Shop Canon's refurbished on line site; Canon EOS SL1 18-55 IS STM Lens Kit Refurbished | Canon Online Store

That price is about $150 below typical retail for the SL1 with a kit lens.  The kit lens included in that deal is very good.

You'll still have a one year warranty from Canon on refurbished cameras.  

$150 will go a long way towards other items you'll want in the future.

All that said, buying on line is often not the best option for a student.  If you buy locally, you can find local after-the-sale assistance from a good, local independent camera shop.  It will cost you a bit more but such advice and information can prove to be priceless for the average student photographer.

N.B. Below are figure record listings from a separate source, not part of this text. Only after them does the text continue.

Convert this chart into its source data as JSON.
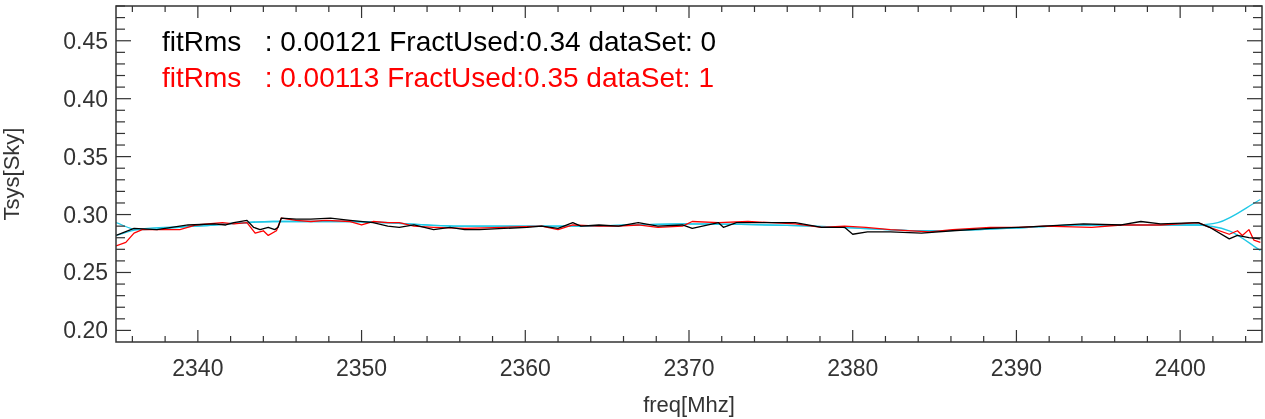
{
  "chart_data": {
    "type": "line",
    "xlabel": "freq[Mhz]",
    "ylabel": "Tsys[Sky]",
    "xlim": [
      2335,
      2405
    ],
    "xticks": [
      {
        "value": 2336,
        "label": null
      },
      {
        "value": 2338,
        "label": null
      },
      2340,
      {
        "value": 2342,
        "label": null
      },
      {
        "value": 2344,
        "label": null
      },
      {
        "value": 2346,
        "label": null
      },
      {
        "value": 2348,
        "label": null
      },
      2350,
      {
        "value": 2352,
        "label": null
      },
      {
        "value": 2354,
        "label": null
      },
      {
        "value": 2356,
        "label": null
      },
      {
        "value": 2358,
        "label": null
      },
      2360,
      {
        "value": 2362,
        "label": null
      },
      {
        "value": 2364,
        "label": null
      },
      {
        "value": 2366,
        "label": null
      },
      {
        "value": 2368,
        "label": null
      },
      2370,
      {
        "value": 2372,
        "label": null
      },
      {
        "value": 2374,
        "label": null
      },
      {
        "value": 2376,
        "label": null
      },
      {
        "value": 2378,
        "label": null
      },
      2380,
      {
        "value": 2382,
        "label": null
      },
      {
        "value": 2384,
        "label": null
      },
      {
        "value": 2386,
        "label": null
      },
      {
        "value": 2388,
        "label": null
      },
      2390,
      {
        "value": 2392,
        "label": null
      },
      {
        "value": 2394,
        "label": null
      },
      {
        "value": 2396,
        "label": null
      },
      {
        "value": 2398,
        "label": null
      },
      2400,
      {
        "value": 2402,
        "label": null
      },
      {
        "value": 2404,
        "label": null
      }
    ],
    "ylim": [
      0.19,
      0.48
    ],
    "yticks": [
      {
        "value": 0.2,
        "label": "0.20"
      },
      {
        "value": 0.21,
        "label": null
      },
      {
        "value": 0.22,
        "label": null
      },
      {
        "value": 0.23,
        "label": null
      },
      {
        "value": 0.24,
        "label": null
      },
      {
        "value": 0.25,
        "label": "0.25"
      },
      {
        "value": 0.26,
        "label": null
      },
      {
        "value": 0.27,
        "label": null
      },
      {
        "value": 0.28,
        "label": null
      },
      {
        "value": 0.29,
        "label": null
      },
      {
        "value": 0.3,
        "label": "0.30"
      },
      {
        "value": 0.31,
        "label": null
      },
      {
        "value": 0.32,
        "label": null
      },
      {
        "value": 0.33,
        "label": null
      },
      {
        "value": 0.34,
        "label": null
      },
      {
        "value": 0.35,
        "label": "0.35"
      },
      {
        "value": 0.36,
        "label": null
      },
      {
        "value": 0.37,
        "label": null
      },
      {
        "value": 0.38,
        "label": null
      },
      {
        "value": 0.39,
        "label": null
      },
      {
        "value": 0.4,
        "label": "0.40"
      },
      {
        "value": 0.41,
        "label": null
      },
      {
        "value": 0.42,
        "label": null
      },
      {
        "value": 0.43,
        "label": null
      },
      {
        "value": 0.44,
        "label": null
      },
      {
        "value": 0.45,
        "label": "0.45"
      },
      {
        "value": 0.46,
        "label": null
      },
      {
        "value": 0.47,
        "label": null
      },
      {
        "value": 0.48,
        "label": null
      }
    ],
    "grid": false,
    "legend": "top left",
    "marker": "none",
    "line_style": "solid",
    "series": [
      {
        "name": "fitRms   : 0.00121 FractUsed:0.34 dataSet: 0",
        "color": "#000000",
        "x": [
          2335.0,
          2336.1,
          2337.5,
          2339.4,
          2341.0,
          2341.7,
          2342.2,
          2343.0,
          2343.4,
          2343.8,
          2344.3,
          2344.7,
          2344.9,
          2345.1,
          2346.0,
          2346.9,
          2348.1,
          2349.3,
          2350.7,
          2351.6,
          2352.3,
          2353.2,
          2354.4,
          2355.4,
          2356.3,
          2357.2,
          2358.7,
          2360.1,
          2361.0,
          2362.0,
          2362.9,
          2363.4,
          2364.5,
          2365.7,
          2366.9,
          2368.1,
          2369.6,
          2370.2,
          2371.8,
          2372.1,
          2372.9,
          2376.5,
          2378.1,
          2379.5,
          2380.0,
          2380.9,
          2382.3,
          2384.2,
          2386.1,
          2388.4,
          2390.1,
          2391.7,
          2394.1,
          2396.4,
          2397.6,
          2398.8,
          2401.1,
          2401.8,
          2403.0,
          2403.5,
          2404.2,
          2404.9
        ],
        "values": [
          0.282,
          0.288,
          0.287,
          0.291,
          0.292,
          0.291,
          0.293,
          0.295,
          0.289,
          0.287,
          0.289,
          0.287,
          0.289,
          0.297,
          0.296,
          0.296,
          0.297,
          0.295,
          0.293,
          0.29,
          0.289,
          0.291,
          0.287,
          0.289,
          0.287,
          0.287,
          0.288,
          0.289,
          0.29,
          0.288,
          0.293,
          0.29,
          0.291,
          0.29,
          0.293,
          0.29,
          0.291,
          0.288,
          0.293,
          0.289,
          0.293,
          0.293,
          0.289,
          0.289,
          0.283,
          0.285,
          0.285,
          0.284,
          0.286,
          0.288,
          0.289,
          0.29,
          0.292,
          0.291,
          0.294,
          0.292,
          0.293,
          0.289,
          0.279,
          0.282,
          0.28,
          0.279
        ]
      },
      {
        "name": "fitRms   : 0.00113 FractUsed:0.35 dataSet: 1",
        "color": "#ff0000",
        "x": [
          2335.0,
          2335.6,
          2336.1,
          2336.6,
          2337.5,
          2338.9,
          2339.9,
          2341.5,
          2342.2,
          2343.0,
          2343.5,
          2344.0,
          2344.3,
          2344.8,
          2345.1,
          2346.0,
          2346.9,
          2347.8,
          2349.3,
          2350.0,
          2350.7,
          2351.6,
          2352.3,
          2353.2,
          2354.4,
          2356.3,
          2358.7,
          2361.0,
          2362.0,
          2362.9,
          2364.5,
          2365.7,
          2366.9,
          2368.1,
          2369.6,
          2370.2,
          2371.8,
          2373.6,
          2376.5,
          2378.1,
          2379.5,
          2380.8,
          2382.3,
          2384.7,
          2386.1,
          2388.4,
          2390.1,
          2391.7,
          2394.6,
          2396.4,
          2398.8,
          2401.1,
          2401.8,
          2403.0,
          2403.5,
          2403.8,
          2404.2,
          2404.5,
          2404.9
        ],
        "values": [
          0.273,
          0.276,
          0.284,
          0.287,
          0.287,
          0.287,
          0.291,
          0.293,
          0.292,
          0.293,
          0.284,
          0.286,
          0.282,
          0.286,
          0.297,
          0.295,
          0.294,
          0.295,
          0.294,
          0.291,
          0.294,
          0.293,
          0.293,
          0.29,
          0.289,
          0.288,
          0.289,
          0.29,
          0.287,
          0.291,
          0.29,
          0.29,
          0.291,
          0.289,
          0.29,
          0.294,
          0.293,
          0.294,
          0.292,
          0.289,
          0.29,
          0.289,
          0.287,
          0.285,
          0.287,
          0.289,
          0.289,
          0.29,
          0.289,
          0.291,
          0.291,
          0.293,
          0.289,
          0.283,
          0.286,
          0.282,
          0.287,
          0.278,
          0.276
        ]
      },
      {
        "color": "#1ec8e6",
        "x": [
          2335.0,
          2336.3,
          2339.9,
          2344.6,
          2349.3,
          2356.3,
          2363.4,
          2369.6,
          2377.6,
          2384.7,
          2389.4,
          2394.1,
          2400.7,
          2402.3,
          2404.9
        ],
        "values": [
          0.293,
          0.287,
          0.29,
          0.294,
          0.294,
          0.29,
          0.29,
          0.292,
          0.29,
          0.286,
          0.288,
          0.291,
          0.291,
          0.293,
          0.313
        ]
      },
      {
        "color": "#1ec8e6",
        "x": [
          2335.0,
          2336.3,
          2339.9,
          2344.6,
          2349.3,
          2356.3,
          2363.4,
          2369.6,
          2377.6,
          2384.7,
          2389.4,
          2394.1,
          2400.7,
          2403.0,
          2404.9
        ],
        "values": [
          0.282,
          0.287,
          0.29,
          0.294,
          0.294,
          0.29,
          0.29,
          0.292,
          0.29,
          0.286,
          0.288,
          0.291,
          0.291,
          0.286,
          0.269
        ]
      }
    ]
  }
}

DPReview Gear of the Year: Canon Rebel SL1 / EOS 100D

Recommended Cameras

(BTW, you can buy the SL1 and still afford a Canon "S" series camera.  While not a DSLR in the strictest sense, it is a great little carry around, in your pocket "enthusiast" camera with very good image quality and the mechanics of a traditional DSLR.  You'll get shots your classmates with the big and bulky DSLR's can't take simply because you can have an S series Canon with you at all times.  Just my opinion.)


----------



## centauro74 (Sep 30, 2015)

For her case the canon 70D is a good option,  plus shooting video with the dual pixel AF is really helpful.


----------



## JacaRanda (Sep 30, 2015)

Nicole808 said:


> Solarflare said:
> 
> 
> > Nicole808 said:
> ...



Then it makes more sense, especially if your friend will let you borrow lenses and other accessories.  You can try things out prior to spending your hard earned cash.


----------



## PropilotBW (Sep 30, 2015)

BananaRepublic said:


> astroNikon said:
> 
> 
> > Nicole808 said:
> ...



I agree.  It's not limitations of either system, it's the limitations of the knowledge of the professor.  Maybe it would be better then to not spend a lot of money if you don't end up liking the Canon.


----------



## Punisher911 (Oct 13, 2015)

I agree the "forced product" is a bit weird.... However, I do love my 70d and the touch screen will spoil you....  It is my first DLSR as well and I too take photography in college.  A reputable camera shop should help you with a used purchase too.  Even a mail order/online place like Procam or B&H, etc can offer nice used gear often with a return policy you won't get off Craigslist or whatever.


----------